Restaurant floor drains are specialized drainage systems designed to handle the unique needs and challenges of commercial kitchens and food service establishments. That you need these specialized devices if you're opening a new restaurant may come as a surprise. 

However, these drains are crucial for maintaining a clean and safe environment by efficiently collecting and disposing of liquids, such as water, grease, and food particles. Check out these differences:

  • Size and Capacity: Restaurant floor drains are typically larger and have higher flow rates compared to drains used in residential or general commercial applications. They are designed to handle the higher volume of liquids and debris typically encountered in food service establishments.
  •  Grease Traps: Due to the presence of greasy substances in restaurant kitchens, many restaurant floor drains are equipped with built-in or external grease traps. These traps capture and separate grease from the wastewater, preventing it from clogging the drain system.
  •  Solid Interceptors: In addition to grease traps, some restaurant floor drains may also incorporate solid interceptors. These devices capture solid debris, such as food particles and sediment, preventing them from entering the drain and causing blockages.
  • Cleaning and Maintenance: Given the demanding nature of commercial kitchens, restaurant floor drains are designed to be easily accessible and cleaned. They often have removable grates and trap assemblies for periodic maintenance and cleaning to prevent the buildup of debris and odors.
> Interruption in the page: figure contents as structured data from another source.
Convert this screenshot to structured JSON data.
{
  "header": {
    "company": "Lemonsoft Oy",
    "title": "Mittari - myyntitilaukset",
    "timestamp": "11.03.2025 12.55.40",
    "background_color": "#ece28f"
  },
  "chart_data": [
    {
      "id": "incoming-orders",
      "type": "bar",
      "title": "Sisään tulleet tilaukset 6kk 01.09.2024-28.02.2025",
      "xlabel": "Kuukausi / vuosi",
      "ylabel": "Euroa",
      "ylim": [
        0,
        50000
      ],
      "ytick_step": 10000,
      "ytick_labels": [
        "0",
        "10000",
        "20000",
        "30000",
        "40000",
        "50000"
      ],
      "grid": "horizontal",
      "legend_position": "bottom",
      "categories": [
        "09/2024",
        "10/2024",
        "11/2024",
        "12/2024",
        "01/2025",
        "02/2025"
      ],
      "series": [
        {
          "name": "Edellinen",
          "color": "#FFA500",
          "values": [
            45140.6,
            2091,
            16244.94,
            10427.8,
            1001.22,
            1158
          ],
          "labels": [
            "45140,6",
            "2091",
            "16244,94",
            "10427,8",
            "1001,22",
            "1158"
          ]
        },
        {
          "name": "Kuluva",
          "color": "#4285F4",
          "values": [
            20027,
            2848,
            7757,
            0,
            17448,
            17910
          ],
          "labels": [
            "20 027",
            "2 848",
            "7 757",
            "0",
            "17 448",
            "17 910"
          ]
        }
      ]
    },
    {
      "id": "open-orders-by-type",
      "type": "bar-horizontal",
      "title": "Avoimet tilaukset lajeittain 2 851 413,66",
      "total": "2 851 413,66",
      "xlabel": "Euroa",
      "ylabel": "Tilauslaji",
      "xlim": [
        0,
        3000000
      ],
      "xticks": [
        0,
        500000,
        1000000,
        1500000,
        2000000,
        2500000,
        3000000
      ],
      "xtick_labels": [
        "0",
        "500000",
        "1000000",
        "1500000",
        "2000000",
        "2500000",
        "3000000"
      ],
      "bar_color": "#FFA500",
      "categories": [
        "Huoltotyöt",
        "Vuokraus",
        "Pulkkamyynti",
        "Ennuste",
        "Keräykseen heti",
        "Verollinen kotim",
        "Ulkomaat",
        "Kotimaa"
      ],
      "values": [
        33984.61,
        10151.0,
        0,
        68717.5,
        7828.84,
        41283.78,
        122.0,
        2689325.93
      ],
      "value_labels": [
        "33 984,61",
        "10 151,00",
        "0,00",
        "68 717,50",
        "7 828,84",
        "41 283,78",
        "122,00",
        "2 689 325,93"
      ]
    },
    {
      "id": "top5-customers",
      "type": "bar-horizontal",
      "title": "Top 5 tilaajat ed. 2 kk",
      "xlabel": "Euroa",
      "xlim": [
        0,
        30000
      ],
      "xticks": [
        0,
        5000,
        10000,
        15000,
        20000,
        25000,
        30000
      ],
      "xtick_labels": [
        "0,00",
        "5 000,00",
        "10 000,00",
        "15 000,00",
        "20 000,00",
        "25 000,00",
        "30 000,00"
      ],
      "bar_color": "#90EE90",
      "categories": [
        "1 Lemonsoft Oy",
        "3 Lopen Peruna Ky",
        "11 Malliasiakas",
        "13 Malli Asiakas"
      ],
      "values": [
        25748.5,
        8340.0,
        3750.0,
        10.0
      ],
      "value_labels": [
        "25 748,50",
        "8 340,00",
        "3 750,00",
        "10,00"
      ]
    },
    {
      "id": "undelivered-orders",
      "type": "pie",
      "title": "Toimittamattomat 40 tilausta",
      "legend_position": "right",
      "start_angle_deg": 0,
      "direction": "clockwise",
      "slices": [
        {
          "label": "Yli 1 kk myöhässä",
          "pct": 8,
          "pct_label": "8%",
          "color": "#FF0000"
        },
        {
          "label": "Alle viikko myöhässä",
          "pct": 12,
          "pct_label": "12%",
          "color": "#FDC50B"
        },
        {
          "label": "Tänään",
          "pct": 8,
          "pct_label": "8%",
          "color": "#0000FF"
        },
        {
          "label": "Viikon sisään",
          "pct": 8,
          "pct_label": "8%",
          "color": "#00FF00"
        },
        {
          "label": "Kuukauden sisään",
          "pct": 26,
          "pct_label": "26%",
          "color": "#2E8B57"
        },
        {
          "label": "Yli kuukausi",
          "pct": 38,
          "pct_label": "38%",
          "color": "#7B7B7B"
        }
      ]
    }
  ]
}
They are designed to handle high-volume liquids, separate grease and solids, and maintain a hygienic environment.

How It Works

Since restaurant floor drains are typically larger and more robust compared to standard floor drains, they are strategically placed in areas where water or other liquids are likely to accumulate, such as near sinks, dishwashing stations, food preparation areas, and cooking equipment.
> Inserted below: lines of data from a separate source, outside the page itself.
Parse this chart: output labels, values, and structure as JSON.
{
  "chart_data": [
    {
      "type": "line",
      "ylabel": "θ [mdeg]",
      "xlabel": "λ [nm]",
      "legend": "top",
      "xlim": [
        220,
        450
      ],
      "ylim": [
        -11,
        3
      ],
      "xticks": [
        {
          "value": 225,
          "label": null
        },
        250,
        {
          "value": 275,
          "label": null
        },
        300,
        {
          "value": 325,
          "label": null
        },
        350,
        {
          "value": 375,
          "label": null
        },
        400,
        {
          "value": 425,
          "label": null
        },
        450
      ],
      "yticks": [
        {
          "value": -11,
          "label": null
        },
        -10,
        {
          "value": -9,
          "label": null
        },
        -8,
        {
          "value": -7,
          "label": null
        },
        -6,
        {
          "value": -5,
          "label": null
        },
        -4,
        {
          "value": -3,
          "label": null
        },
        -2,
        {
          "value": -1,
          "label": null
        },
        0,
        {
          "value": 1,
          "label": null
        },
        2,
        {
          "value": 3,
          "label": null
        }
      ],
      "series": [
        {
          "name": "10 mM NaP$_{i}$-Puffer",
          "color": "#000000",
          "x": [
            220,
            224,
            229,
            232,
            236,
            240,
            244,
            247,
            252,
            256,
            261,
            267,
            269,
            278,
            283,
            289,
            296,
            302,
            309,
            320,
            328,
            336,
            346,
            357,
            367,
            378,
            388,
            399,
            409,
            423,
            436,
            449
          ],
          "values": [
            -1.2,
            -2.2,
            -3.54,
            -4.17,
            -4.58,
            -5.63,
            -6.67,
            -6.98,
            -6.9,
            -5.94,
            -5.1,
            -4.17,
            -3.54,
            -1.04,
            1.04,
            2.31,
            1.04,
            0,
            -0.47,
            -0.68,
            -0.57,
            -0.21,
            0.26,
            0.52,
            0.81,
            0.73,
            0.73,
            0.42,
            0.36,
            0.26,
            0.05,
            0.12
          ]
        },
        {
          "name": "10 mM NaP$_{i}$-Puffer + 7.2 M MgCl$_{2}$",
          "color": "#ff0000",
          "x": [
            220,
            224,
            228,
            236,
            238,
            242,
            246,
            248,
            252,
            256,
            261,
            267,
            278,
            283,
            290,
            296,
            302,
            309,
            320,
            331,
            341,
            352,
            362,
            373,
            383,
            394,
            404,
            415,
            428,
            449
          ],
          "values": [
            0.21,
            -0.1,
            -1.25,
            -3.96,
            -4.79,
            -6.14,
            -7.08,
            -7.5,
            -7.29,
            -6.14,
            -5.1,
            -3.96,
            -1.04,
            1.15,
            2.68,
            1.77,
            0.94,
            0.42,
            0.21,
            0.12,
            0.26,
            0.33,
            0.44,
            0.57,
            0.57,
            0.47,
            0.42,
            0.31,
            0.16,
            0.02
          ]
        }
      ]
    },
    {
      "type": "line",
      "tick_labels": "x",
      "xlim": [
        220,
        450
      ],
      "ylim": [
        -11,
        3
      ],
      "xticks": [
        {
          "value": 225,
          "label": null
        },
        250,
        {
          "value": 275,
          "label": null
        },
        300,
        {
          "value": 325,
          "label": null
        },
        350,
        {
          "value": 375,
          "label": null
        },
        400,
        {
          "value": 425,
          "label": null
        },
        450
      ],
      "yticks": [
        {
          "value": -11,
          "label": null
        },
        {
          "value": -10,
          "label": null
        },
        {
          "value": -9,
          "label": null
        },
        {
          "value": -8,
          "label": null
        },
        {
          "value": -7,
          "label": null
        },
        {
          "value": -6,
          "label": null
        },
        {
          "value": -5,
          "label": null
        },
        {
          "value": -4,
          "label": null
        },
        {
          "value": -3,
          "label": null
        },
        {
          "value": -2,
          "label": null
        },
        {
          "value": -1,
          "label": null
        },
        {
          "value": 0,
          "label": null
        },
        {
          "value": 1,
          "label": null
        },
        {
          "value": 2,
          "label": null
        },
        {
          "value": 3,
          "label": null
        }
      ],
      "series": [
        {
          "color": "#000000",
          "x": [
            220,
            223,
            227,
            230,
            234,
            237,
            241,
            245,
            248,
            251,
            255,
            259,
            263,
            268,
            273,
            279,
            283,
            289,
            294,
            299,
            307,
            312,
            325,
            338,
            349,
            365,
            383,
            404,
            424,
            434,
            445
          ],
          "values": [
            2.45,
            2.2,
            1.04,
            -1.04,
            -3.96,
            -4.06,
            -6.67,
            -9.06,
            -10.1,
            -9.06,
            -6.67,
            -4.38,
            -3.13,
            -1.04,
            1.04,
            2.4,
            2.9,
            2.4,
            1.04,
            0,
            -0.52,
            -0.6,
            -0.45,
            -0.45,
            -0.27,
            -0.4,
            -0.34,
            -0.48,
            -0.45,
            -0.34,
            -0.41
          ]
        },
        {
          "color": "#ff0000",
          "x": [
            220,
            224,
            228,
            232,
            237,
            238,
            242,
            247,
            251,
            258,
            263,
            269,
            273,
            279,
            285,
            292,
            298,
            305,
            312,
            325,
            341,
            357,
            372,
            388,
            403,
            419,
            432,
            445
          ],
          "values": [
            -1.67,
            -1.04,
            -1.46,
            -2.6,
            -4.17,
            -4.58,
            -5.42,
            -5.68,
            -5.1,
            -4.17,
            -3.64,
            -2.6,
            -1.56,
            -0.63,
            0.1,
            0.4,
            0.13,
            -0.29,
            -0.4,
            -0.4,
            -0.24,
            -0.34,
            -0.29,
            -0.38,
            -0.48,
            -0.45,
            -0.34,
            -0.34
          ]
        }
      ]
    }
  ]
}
The drain itself consists of a grate or cover that sits flush with the floor surface, allowing water and debris to enter while preventing larger objects from going down the drain. Beneath the grate, there is a trap—a curved section of pipe that holds a small amount of water. The trap helps to create a barrier that prevents foul odors and gases from entering the establishment.
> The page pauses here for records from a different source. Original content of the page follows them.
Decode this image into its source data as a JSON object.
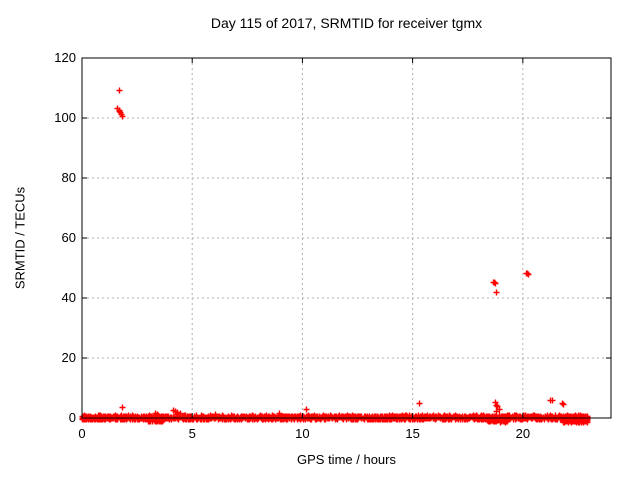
{
  "title": "Day 115 of 2017, SRMTID for receiver tgmx",
  "chart_data": {
    "type": "scatter",
    "marker": "plus",
    "title": "Day 115 of 2017, SRMTID for receiver tgmx",
    "xlabel": "GPS time / hours",
    "ylabel": "SRMTID / TECUs",
    "xlim": [
      0,
      24
    ],
    "ylim": [
      0,
      120
    ],
    "xticks": [
      0,
      5,
      10,
      15,
      20
    ],
    "yticks": [
      0,
      20,
      40,
      60,
      80,
      100,
      120
    ],
    "grid": true,
    "legend": "none",
    "colors": {
      "series": "#ff0000",
      "grid": "#b0b0b0",
      "axis": "#000000",
      "background": "#ffffff",
      "text": "#000000"
    },
    "points": [
      [
        1.68,
        109.2
      ],
      [
        1.6,
        103.2
      ],
      [
        1.66,
        102.7
      ],
      [
        1.71,
        102.1
      ],
      [
        1.76,
        101.4
      ],
      [
        1.8,
        100.8
      ],
      [
        1.68,
        102.4
      ],
      [
        18.66,
        45.4
      ],
      [
        18.73,
        44.9
      ],
      [
        18.7,
        45.2
      ],
      [
        18.77,
        41.9
      ],
      [
        20.16,
        48.4
      ],
      [
        20.23,
        48.0
      ],
      [
        20.19,
        48.3
      ],
      [
        1.82,
        3.8
      ],
      [
        3.3,
        1.6
      ],
      [
        3.42,
        1.3
      ],
      [
        4.12,
        2.7
      ],
      [
        4.22,
        2.3
      ],
      [
        4.33,
        1.9
      ],
      [
        4.45,
        1.6
      ],
      [
        4.28,
        1.2
      ],
      [
        6.05,
        1.3
      ],
      [
        8.95,
        1.8
      ],
      [
        10.15,
        3.0
      ],
      [
        15.28,
        5.1
      ],
      [
        18.72,
        5.3
      ],
      [
        18.8,
        4.5
      ],
      [
        18.85,
        3.9
      ],
      [
        18.9,
        3.1
      ],
      [
        18.76,
        2.3
      ],
      [
        21.25,
        6.1
      ],
      [
        21.34,
        5.9
      ],
      [
        21.76,
        4.9
      ],
      [
        21.83,
        4.8
      ]
    ],
    "baseline_band": {
      "description": "dense quasi-continuous band of plus markers hugging y=0 from 0 to ~22.9 h",
      "seed": 2017115,
      "main": {
        "x0": 0.0,
        "x1": 22.92,
        "y0": -0.35,
        "y1": 0.9,
        "n": 1600
      },
      "dense_regions": [
        {
          "x0": 3.0,
          "x1": 3.7,
          "y0": -1.1,
          "y1": 0.5,
          "n": 120
        },
        {
          "x0": 18.35,
          "x1": 19.3,
          "y0": -1.2,
          "y1": 0.6,
          "n": 160
        },
        {
          "x0": 21.8,
          "x1": 22.92,
          "y0": -1.3,
          "y1": 0.7,
          "n": 200
        },
        {
          "x0": 0.0,
          "x1": 1.0,
          "y0": -0.5,
          "y1": 0.6,
          "n": 80
        }
      ]
    }
  }
}
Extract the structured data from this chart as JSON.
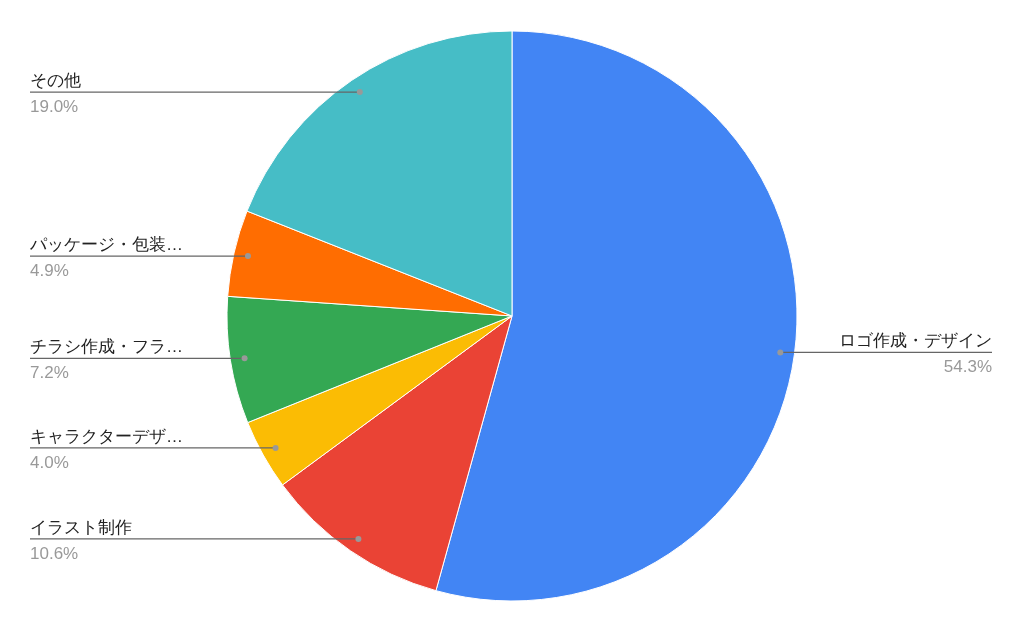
{
  "chart_data": {
    "type": "pie",
    "categories": [
      "ロゴ作成・デザイン",
      "イラスト制作",
      "キャラクターデザ…",
      "チラシ作成・フラ…",
      "パッケージ・包装…",
      "その他"
    ],
    "values": [
      54.3,
      10.6,
      4.0,
      7.2,
      4.9,
      19.0
    ],
    "colors": [
      "#4285f4",
      "#ea4335",
      "#fbbc04",
      "#34a853",
      "#ff6d01",
      "#46bdc6"
    ],
    "value_labels": [
      "54.3%",
      "10.6%",
      "4.0%",
      "7.2%",
      "4.9%",
      "19.0%"
    ]
  }
}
The drain connects to a piping system that carries the collected liquid away from the building. The pipes are usually made of durable materials, such as PVC (polyvinyl chloride) or stainless steel, to withstand the corrosive nature of certain substances found in commercial kitchens.

Lastly, to prevent the backflow of sewage or contaminants into the establishment, restaurant floor drains often incorporate backflow prevention devices. These devices include check valves or air gaps, which allow the flow of liquid in one direction but prevent it from flowing back into the drain.